To predict the score of a soccer match successfully, bettors need two things; information and a model. How many goals are scored on average per match? How often does a shot convert into a goal? And most importantly, how can bettors use past data to predict the number of goals in order to place winning bets? This article explains how to use an expected goals model to predict the score in a soccer match. Read on to find out how.
With just 2.73 goals per game on average over the last five full seasons in the Premier League, goals in soccer are a relatively rare event. As popular soccer data book The Numbers Game puts it, up to 50% of any match result can be down to luck, the bounce of the ball or the decision of the referee.
It therefore makes it imperative to use a bigger sample of data for your predictions. So rather than using the 2.73 goals per game in the 2015/16 Premier League for a prediction model, we could use the 8.49 shots on target, or perhaps the 25.7 total shots.
The issue here though is that whilst all goals are worth an equal amount the likelihood of a shot being scored can vary wildly, and this is where expected goals (or 'xG' for short) comes in. On average, a shot in England's top division was converted 9.7% of the time over the last five seasons, but dividing those shots into categories shows just how much the conversion rate can vary.
The number of goals a team (or teams) would expect to score in a match. This is determined by assigning a value to shots on goal, the number of shots, shot location, the in-game situation and the proximity of opposition defenders.
By looking at historical data we can calculate the average likelihood of each shot being scored by factoring in as many or as few factors as we like. Some in-depth models include whether it was a goal scored with their feet or with their head, the situation that led to the shot and so on. This requires advanced data gathering and statistical analysis skills but it is still possible to gain insight using a far simpler expected goals system. Here I'm going to explain the one I use.
Calculating the value of different types of shots
Let's start with penalties. Between 2011/12 and 2015/16 there were 443 penalties in the Premier League and of those 347 were scored - meaning that on average 78.3% of penalties resulted in a goal. We therefore assign to a penalty an expected goal value of 0.783.
Opta classifies what they consider to be high-quality opportunities as 'big chances,' which they define as "a situation where a player should reasonably be expected to score (usually in a one-on-one scenario or from very close range)."
However good your system may be, it doesn't know that a star striker is out injured, that a club seems rejuvenated following a change of manager, or that a team may be tired.
Over the past five seasons in the English top flight 2,579 of the total of 6,213 big chances have been scored. We have to remember though that penalties are included in these figures, so non-penalty big chances have been converted at a rate of 38.7%, which gives these shots an xG value of 0.387.
Keeping these to one side leaves us with the rest of the shots that are taken in the box. In the last five years, there were 22,822 non-big chances in the box with 1,587 finding the back of the net - giving an average expected goal value of 0.070.
Finally, there are shots taken from outside the box. There were 22,318 such shots in the Premier League between August 2011 and May 2016, and 809 of them were scored, giving on average a 3.6% chance of resulting in a goal.
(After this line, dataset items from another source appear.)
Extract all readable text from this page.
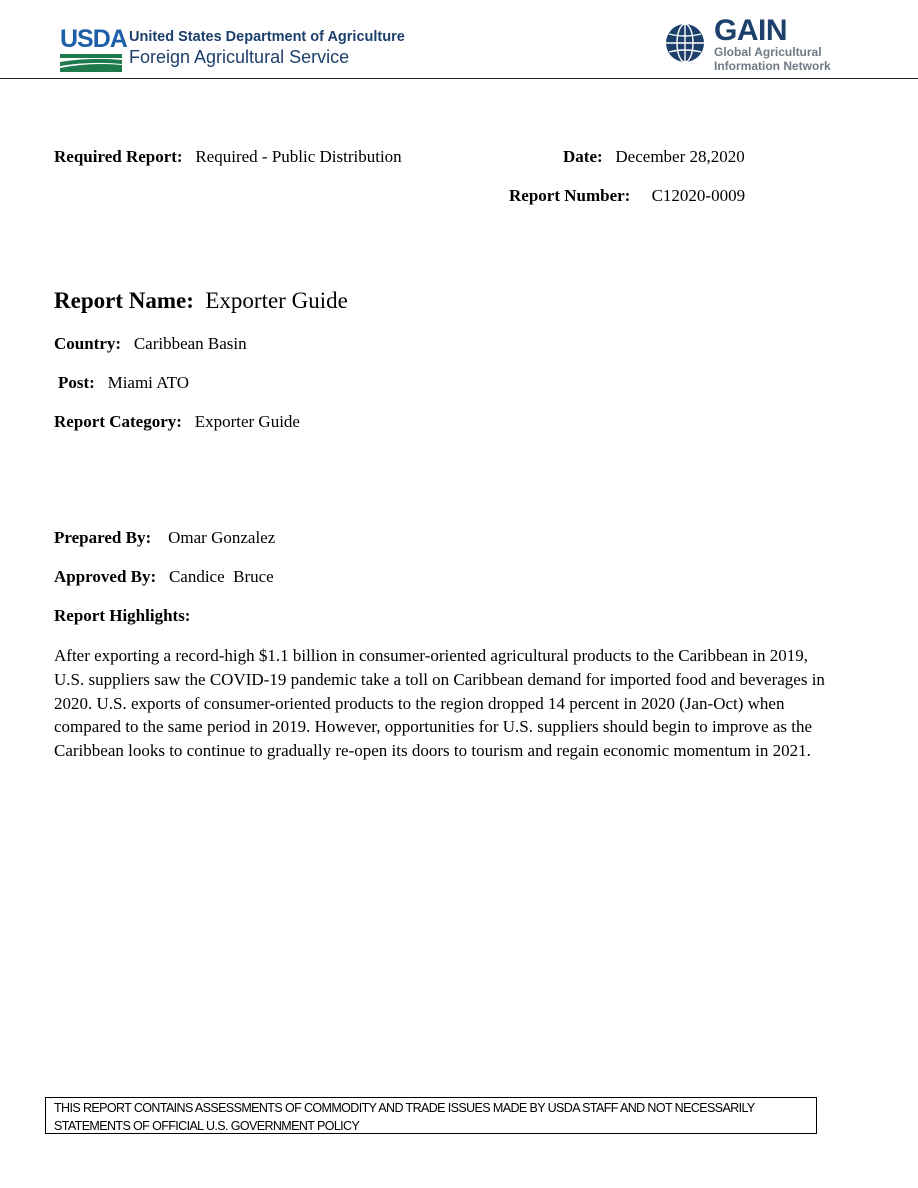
USDA United States Department of Agriculture
Foreign Agricultural Service
GAIN
Global Agricultural
Information Network
Required Report: Required - Public Distribution	Date: December 28,2020
Report Number: C12020-0009
Report Name: Exporter Guide
Country: Caribbean Basin
Post: Miami ATO
Report Category: Exporter Guide
Prepared By: Omar Gonzalez
Approved By: Candice  Bruce
Report Highlights:
After exporting a record-high $1.1 billion in consumer-oriented agricultural products to the Caribbean in 2019, U.S. suppliers saw the COVID-19 pandemic take a toll on Caribbean demand for imported food and beverages in 2020. U.S. exports of consumer-oriented products to the region dropped 14 percent in 2020 (Jan-Oct) when compared to the same period in 2019. However, opportunities for U.S. suppliers should begin to improve as the Caribbean looks to continue to gradually re-open its doors to tourism and regain economic momentum in 2021.
THIS REPORT CONTAINS ASSESSMENTS OF COMMODITY AND TRADE ISSUES MADE BY USDA STAFF AND NOT NECESSARILY
STATEMENTS OF OFFICIAL U.S. GOVERNMENT POLICY
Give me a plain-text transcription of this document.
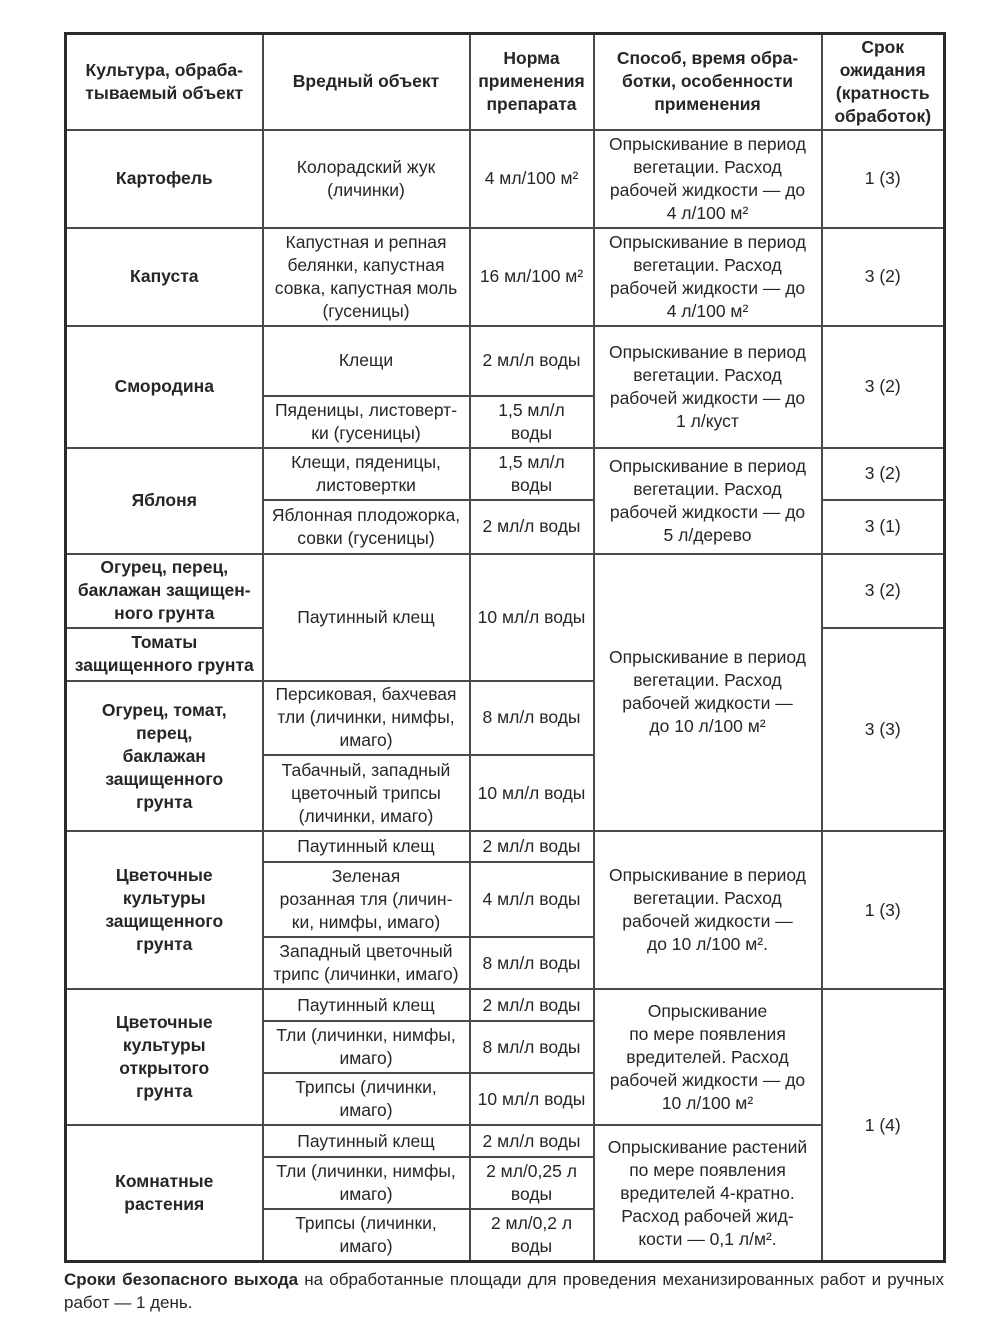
Культура, обраба-
тываемый объект	Вредный объект	Норма
применения
препарата	Способ, время обра-
ботки, особенности
применения	Срок
ожидания
(кратность
обработок)
Картофель	Колорадский жук
(личинки)	4 мл/100 м²	Опрыскивание в период
вегетации. Расход
рабочей жидкости — до
4 л/100 м²	1 (3)
Капуста	Капустная и репная
белянки, капустная
совка, капустная моль
(гусеницы)	16 мл/100 м²	Опрыскивание в период
вегетации. Расход
рабочей жидкости — до
4 л/100 м²	3 (2)
Смородина	Клещи	2 мл/л воды	Опрыскивание в период
вегетации. Расход
рабочей жидкости — до
1 л/куст	3 (2)
	Пяденицы, листоверт-
ки (гусеницы)	1,5 мл/л
воды		
Яблоня	Клещи, пяденицы,
листовертки	1,5 мл/л
воды	Опрыскивание в период
вегетации. Расход
рабочей жидкости — до
5 л/дерево	3 (2)
	Яблонная плодожорка,
совки (гусеницы)	2 мл/л воды		3 (1)
Огурец, перец,
баклажан защищен-
ного грунта	Паутинный клещ	10 мл/л воды	Опрыскивание в период
вегетации. Расход
рабочей жидкости —
до 10 л/100 м²	3 (2)
Томаты
защищенного грунта				3 (3)
Огурец, томат,
перец,
баклажан
защищенного
грунта	Персиковая, бахчевая
тли (личинки, нимфы,
имаго)	8 мл/л воды		
	Табачный, западный
цветочный трипсы
(личинки, имаго)	10 мл/л воды		
Цветочные
культуры
защищенного
грунта	Паутинный клещ	2 мл/л воды	Опрыскивание в период
вегетации. Расход
рабочей жидкости —
до 10 л/100 м².	1 (3)
	Зеленая
розанная тля (личин-
ки, нимфы, имаго)	4 мл/л воды		
	Западный цветочный
трипс (личинки, имаго)	8 мл/л воды		
Цветочные
культуры
открытого
грунта	Паутинный клещ	2 мл/л воды	Опрыскивание
по мере появления
вредителей. Расход
рабочей жидкости — до
10 л/100 м²	1 (4)
	Тли (личинки, нимфы,
имаго)	8 мл/л воды		
	Трипсы (личинки,
имаго)	10 мл/л воды		
Комнатные
растения	Паутинный клещ	2 мл/л воды	Опрыскивание растений
по мере появления
вредителей 4-кратно.
Расход рабочей жид-
кости — 0,1 л/м².	
	Тли (личинки, нимфы,
имаго)	2 мл/0,25 л
воды		
	Трипсы (личинки,
имаго)	2 мл/0,2 л
воды		
Сроки безопасного выхода на обработанные площади для проведения механизированных работ и ручных работ — 1 день.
This therefore gives shots from outside the box an expected goal value of 0.036. There will be variation within this, as direct free-kick shots are converted at a rate of around 5-6%, but for a simple system like this the figure of 3.6% will suffice.
How to calculate expected goals per team
This shot data is widely available from various football websites and apps, so armed with the above knowledge you can quickly establish the xG tallies for each team in a match. Looking at matches for this season (up to and including 12th March 2017) shows how this can give you an edge over simple shot data. Of the 211 Premier League matches which were 'won' (when own goals are excluded), the team that had the most shots were victorious in 151 (71.6%) of them, whilst the team that had a higher xG score won on 170 occasions (80.6% of the time).
Using the xG data for the 2016/17 season and the Poisson distribution, I made the following predictions for results and odds for matches in Premier League week 29.
Predicting score based on xG values
We can see from the 'predicted result' column that there was one correct score and four other result choices (in terms of home win, draw or away win) that were accurate. Using the odds my system calculated, we can see that the favourite 'won' the bet in six of the ten matches, but you would obviously need to compare your odds to those offered by Pinnacle and decide where to bet accordingly. To find out how to implement this start by reading our popular article What do betting odds represent.
The limitations of the xG predictive model
It's important to remember the limitations of any model. However good your system may be, it doesn't know that a star striker is out injured, that a club seems rejuvenated following a change of manager, or that a team may be tired after playing in Europe.
A system like this will also fail to predict an especially high scoring game. Since it is based on averages and with around half of matches featuring fewer than 2.5 goals, this is to be expected.
Yet whilst all shots are worth 0.097 goals on average using a simple system like this reveals that Manchester City's shots are currently worth 0.113, whereas Hull's are only worth 0.083.
Using statistical data for expected goals can help you to quantify the quality of a team's defence and attack accurately. Use the above in conjunction with the Poisson distribution and you are on your way to making accurate score predictions for soccer matches.